Megan, che ne dici se questa sera andiamo da qualche parte?

Invio il messaggio mentre salgo le scale dell'appartamento e per poco non vado a sbattere addosso ad un anziana signora che vive al piano disopra. Le chiedo scusa e continuo a salire, mentre sento il suono del telefono che mi annuncia la risposta di Megan.

Credo proprio che sta sera avrai ben altro a cui pensare. Divertitiiiiiii.

Apro la porta, confusa dalla sua risposta e pronta a rispondergli, ma appena varco la soglia il cuore mi sale in gola per lo spavento. E manca poco che non lanci un grido per la sorpresa.
Due occhi verdi mi guardano luminosi, Harry è nel mio salotto, seduto sul mio divano e mi guarda raggiante, come se non stesse affatto per prendermi un colpo al cuore.

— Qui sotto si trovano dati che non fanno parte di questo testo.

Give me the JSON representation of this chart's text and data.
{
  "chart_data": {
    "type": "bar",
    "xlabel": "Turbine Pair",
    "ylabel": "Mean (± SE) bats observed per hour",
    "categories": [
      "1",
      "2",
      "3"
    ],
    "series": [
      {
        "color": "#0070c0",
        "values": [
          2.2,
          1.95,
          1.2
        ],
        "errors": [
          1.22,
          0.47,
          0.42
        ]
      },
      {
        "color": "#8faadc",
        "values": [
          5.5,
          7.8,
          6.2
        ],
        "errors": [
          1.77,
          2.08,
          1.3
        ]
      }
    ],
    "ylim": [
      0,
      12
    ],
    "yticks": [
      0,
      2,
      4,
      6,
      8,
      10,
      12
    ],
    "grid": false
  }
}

"Che diavolo ci fai tu qui?" dico con voce stridula.
"Anche io sono felice di rivederti." ridacchia divertito dall mia reazione.
"Come sei entrato?" domando guardandomi intorno spaesata.

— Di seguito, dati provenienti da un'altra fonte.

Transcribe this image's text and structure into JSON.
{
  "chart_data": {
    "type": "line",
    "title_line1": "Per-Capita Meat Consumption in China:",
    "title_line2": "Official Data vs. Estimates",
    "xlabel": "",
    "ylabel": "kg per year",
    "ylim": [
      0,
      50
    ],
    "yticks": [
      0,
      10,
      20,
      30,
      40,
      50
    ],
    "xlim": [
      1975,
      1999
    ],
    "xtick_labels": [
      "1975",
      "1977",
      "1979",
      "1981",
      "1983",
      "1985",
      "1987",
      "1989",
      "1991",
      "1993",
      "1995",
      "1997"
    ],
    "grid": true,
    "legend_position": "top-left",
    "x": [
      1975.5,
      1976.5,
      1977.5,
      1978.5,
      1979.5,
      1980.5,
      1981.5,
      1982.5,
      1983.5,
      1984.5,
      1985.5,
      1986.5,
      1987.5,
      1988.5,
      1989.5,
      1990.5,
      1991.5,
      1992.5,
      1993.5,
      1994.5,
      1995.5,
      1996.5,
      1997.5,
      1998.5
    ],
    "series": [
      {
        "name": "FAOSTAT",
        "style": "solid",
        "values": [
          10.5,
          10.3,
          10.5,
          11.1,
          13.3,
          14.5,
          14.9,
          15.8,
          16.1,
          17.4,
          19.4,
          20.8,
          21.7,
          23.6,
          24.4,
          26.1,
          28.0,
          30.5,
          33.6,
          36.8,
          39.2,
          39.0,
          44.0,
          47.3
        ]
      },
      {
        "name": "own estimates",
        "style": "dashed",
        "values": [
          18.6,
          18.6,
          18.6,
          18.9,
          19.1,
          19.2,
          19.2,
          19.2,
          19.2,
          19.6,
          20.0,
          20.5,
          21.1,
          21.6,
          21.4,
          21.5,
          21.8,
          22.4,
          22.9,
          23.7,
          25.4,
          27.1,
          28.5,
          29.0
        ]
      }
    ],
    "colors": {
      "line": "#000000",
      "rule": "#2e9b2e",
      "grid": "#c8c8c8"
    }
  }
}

"Ho chiamato Megan." dice con una scollata di spalle, come se niente fosse. "Ha detto che avrei potuto aspettarti qui." spiega incerto, ma il suo sorriso è ben saldo.
"E perché sei qui?" chiedo sinceramente curiosa di sapere la risposta. Se c'era una cosa che non mi sarei mai aspettata di vedere rientrando a casa, era proprio Harry.
"Per portarti a cena fuori." dice raggiante, lasciandomi senza parole e ancora sconvolta.